In Austin, Emily finds that Eric has shacked up with a new woman, Celeste, in the house that Emily once shared with Eric. But it no longer looks like her house, because Celeste has redecorated it in a style that anyone who peruses shelter blogs will immediately recognize: spare white walls, naïve art, succulents, candles, throw blankets, and pillows—everything all very hygge but somehow not hygge at all, because Emily doesn’t feel welcome. Celeste is intimidatingly put-together, with tasteful, expensive-looking outfits and one of those vague internet entrepreneur jobs that, Celeste, of course, has an elevator-pitch-perfect way of describing. Emily, who wears cut-off jean shorts with black tights and tee shirts, describes Celeste as “a Pinterest board come to life.” She can’t believe that Eric has chosen such a boring striver and, even worse, that this woman has convinced Eric to give up his music in order to pursue a real estate license. Over a fancy restaurant dinner with another couple, Celeste pronounces: “You can only do the band thing for so long before you have to start thinking about the future.”

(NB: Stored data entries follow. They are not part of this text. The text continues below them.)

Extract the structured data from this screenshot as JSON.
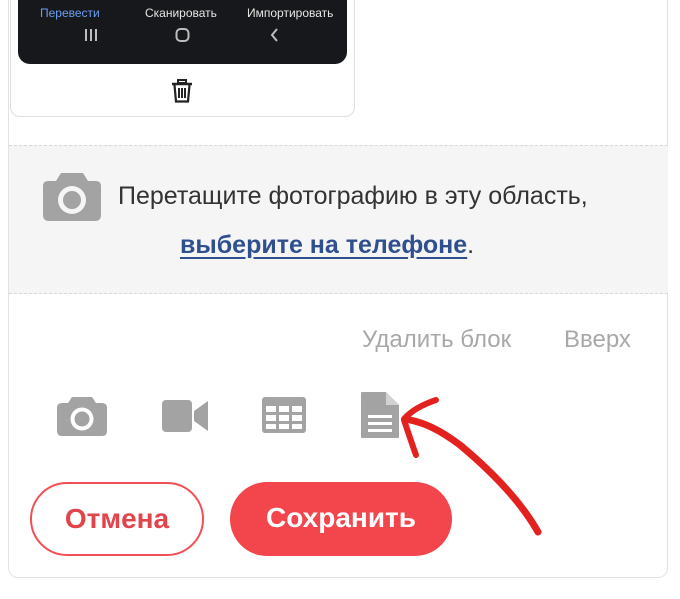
{
  "phone_preview": {
    "tabs": [
      {
        "label": "Перевести",
        "active": true
      },
      {
        "label": "Сканировать",
        "active": false
      },
      {
        "label": "Импортировать",
        "active": false
      }
    ],
    "nav_icons": [
      "recent-apps-icon",
      "home-icon",
      "back-icon"
    ]
  },
  "dropzone": {
    "text": "Перетащите фотографию в эту область,",
    "link": "выберите на телефоне",
    "suffix": "."
  },
  "block_actions": {
    "delete": "Удалить блок",
    "up": "Вверх"
  },
  "toolbar": {
    "icons": [
      "camera-icon",
      "video-icon",
      "table-icon",
      "document-icon"
    ]
  },
  "buttons": {
    "cancel": "Отмена",
    "save": "Сохранить"
  },
  "colors": {
    "accent": "#f2454c",
    "link": "#2f4f8f",
    "icon_gray": "#a3a3a3",
    "annotation_arrow": "#e3221f"
  }
}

Emily’s future is hazy at best. Her major creative accomplishment—or at least the one she’s best known for—is a viral, silly YouTube video, one she can’t even monetize because the music she used in it is under copywright. (This particular conundrum is one of many details that this movie gets so right.) Emily knows that to someone like Celeste, she looks like a loser, and that hurts, but what really hurts is that Eric doesn’t think she’s a loser; he just wasn’t ready to take the same kinds of creative risks. Also: Emily really hurt him. Emily hast to confront her deep feeling of disappointment with him, herself, and the two of them as a couple, and she doesn’t do it with a lot of grace. (She also has to attend Mr. Roosevelt’s funeral, hosted by Celeste. . .)

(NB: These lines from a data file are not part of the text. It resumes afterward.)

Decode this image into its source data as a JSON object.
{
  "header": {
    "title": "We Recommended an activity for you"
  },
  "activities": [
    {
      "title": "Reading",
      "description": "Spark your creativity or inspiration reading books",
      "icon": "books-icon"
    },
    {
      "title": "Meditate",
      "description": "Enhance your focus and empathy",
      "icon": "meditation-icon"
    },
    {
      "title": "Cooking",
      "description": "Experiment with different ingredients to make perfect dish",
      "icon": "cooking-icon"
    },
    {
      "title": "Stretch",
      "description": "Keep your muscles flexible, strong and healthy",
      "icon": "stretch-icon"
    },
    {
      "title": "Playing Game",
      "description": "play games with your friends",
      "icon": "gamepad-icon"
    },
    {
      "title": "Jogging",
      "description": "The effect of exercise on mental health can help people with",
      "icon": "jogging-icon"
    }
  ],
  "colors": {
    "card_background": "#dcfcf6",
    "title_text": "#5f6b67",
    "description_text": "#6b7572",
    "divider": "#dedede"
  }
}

Mr. Roosevelt reminded me of two other recent comedies by written and directed by women: Lake Bell’s I Do Until I Don’t, and Michelle Morgan’s It Happened in L.A. Like Mr. Roosevelt, those comedies poke fun at the pretensions of couples, and the way social media exacerbates performances of contentment and security.  Mr. Roosevelt went darker and deeper than either of those films, while at the same time being a little more easy-going and relaxed from scene to scene. You get a good sense of Austin in Mr. Roosevelt and Wells gives what seems like a realistic portrait of the city’s roads, houses, parties, restaurants, and overall vibe. You also understand what Austin means to Emily: she’s more comfortable there than in L.A., yet L.A. is where she has been propelled, by her own ambition. If Emily acts out—and she does, for sure!—it’s because she’s dealing with some painful in-between feelings of homesickness and loss.

I’m worried that I’ve made this movie sounds like a total bummer, but it’s funny throughout, and the clowning that you see Wells do in the first scene, during her audition, is always right there, under the surface, giving the whole film a zany energy. This is Wells’s first feature and I’m hoping it won’t be her last.